Certains doivent être un peu sceptiques à l'heure actuelle car vous avez sûrement entendu dire que les féministes n'ont pas d'humour. Or je suis féministe, ainsi que mes soeurs, mon père, mes grands-parents qui sont pourtant tous hilarants à leurs heures perdues. Aussi surprenant que cela puisse donc paraître, féminisme et sens de l'humour ne sont pas incompatibles ! Je vous explique l'astuce.
Il se trouve que les féministes, malgré leurs goûts pour des styles d'humours très variés, ne vont pas rire de tout. Ce n'est pas tout à fait vrai, on peut rire de tout, on doit même rire de tout, du moins c'est mon avis. Mais on ne va pas rire de tout... le monde, ni de toutes... les situations. Eh oui, c'est subtil.
Par exemple, en général, les blagues sur les femmes (blondes notamment), me font moyen sourire. Les blagues sur les femmes violées encore moins. Les blagues racistes, antisémites, xénophobes, homophobes etc non plus. Pour faire simple, toutes les blagues faites aux dépends d'une communauté discriminée, surtout lorsqu'elles sont faites par des personnes qui ne subissent pas ces discriminations, je ne les trouve juste pas drôles. Parce que justement faire ces blagues vient renforcer les discriminations et/ou vient nier un problème de société grave, et je vois pas bien l'intérêt.

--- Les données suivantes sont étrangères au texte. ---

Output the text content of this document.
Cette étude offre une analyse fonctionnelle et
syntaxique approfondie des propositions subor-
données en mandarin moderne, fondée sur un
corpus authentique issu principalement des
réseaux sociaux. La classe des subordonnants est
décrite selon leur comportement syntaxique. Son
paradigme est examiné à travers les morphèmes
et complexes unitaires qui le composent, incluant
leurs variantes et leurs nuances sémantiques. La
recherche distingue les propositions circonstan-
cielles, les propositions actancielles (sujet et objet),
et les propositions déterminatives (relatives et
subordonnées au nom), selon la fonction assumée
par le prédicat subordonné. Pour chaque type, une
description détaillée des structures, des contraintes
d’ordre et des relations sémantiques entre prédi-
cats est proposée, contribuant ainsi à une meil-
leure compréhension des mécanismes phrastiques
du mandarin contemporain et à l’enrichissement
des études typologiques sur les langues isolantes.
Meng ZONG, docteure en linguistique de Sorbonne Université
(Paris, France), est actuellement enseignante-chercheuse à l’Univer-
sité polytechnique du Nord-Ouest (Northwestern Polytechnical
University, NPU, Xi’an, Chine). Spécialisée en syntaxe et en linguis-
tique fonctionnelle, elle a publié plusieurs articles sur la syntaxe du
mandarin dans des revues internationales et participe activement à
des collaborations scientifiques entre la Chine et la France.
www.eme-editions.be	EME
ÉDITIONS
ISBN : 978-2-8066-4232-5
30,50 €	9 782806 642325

Et si, plutôt que je t'explique pourquoi je ne trouve pas les blagues sur le viol drôles, tu expliquais pourquoi TOI tu les trouves marrantes. Vas-y, j'attends. |
L'humour oppressif ou comment rire de platitudes faciles
Bref j'ai cité beaucoup de choses qui ne me font pas rire, notamment des sujets sur lesquels on entend le plus de blagues. Il existe quand même très TRES PEU de spectacles de comiques, ou même juste de sketchs, où on ne trouve pas des blagues sur comment les hommes ils sont trop comme ça et les femmes elles sont trop pas pareil lol, généralement ponctuées de clichés sexistes à la pelle qui finissent par vraiment me lasser. Parce que déjà, le problème au delà même du fait que cela contribue au sexisme général de la société, c'est quand même que c'est vu et revu comme blagues. On les a entendu un MILLION de fois.
Illustrons avec ce sketch original (non) de Julien Courbet sur les 17 ans de mariage. Déjà vous sentez le thème un peu innovant ; les blagues sont du même acabit !
Je vous fais un récap au cas où vous n'auriez pas envie de vous infliger la vidéo qui dure 4min20.
- 27s : Blague sur comment il faut trop du courage pour survivre à 17 ans de mariage
- 35s : C'est pas une blague, ça va de soi que c'est le mari qui offre des trucs à sa femme
- 39s : Blague sur les femmes qui n'aiment pas le foot
- 50s : Blague sur le mec qui aimerait bien partir en voyage avec sa femme et rentrer sans elle
- 1:04 : Blague sur le mec qui offre un torchon à sa femme pour les noces de coton (femme = cuisine = torchon lol)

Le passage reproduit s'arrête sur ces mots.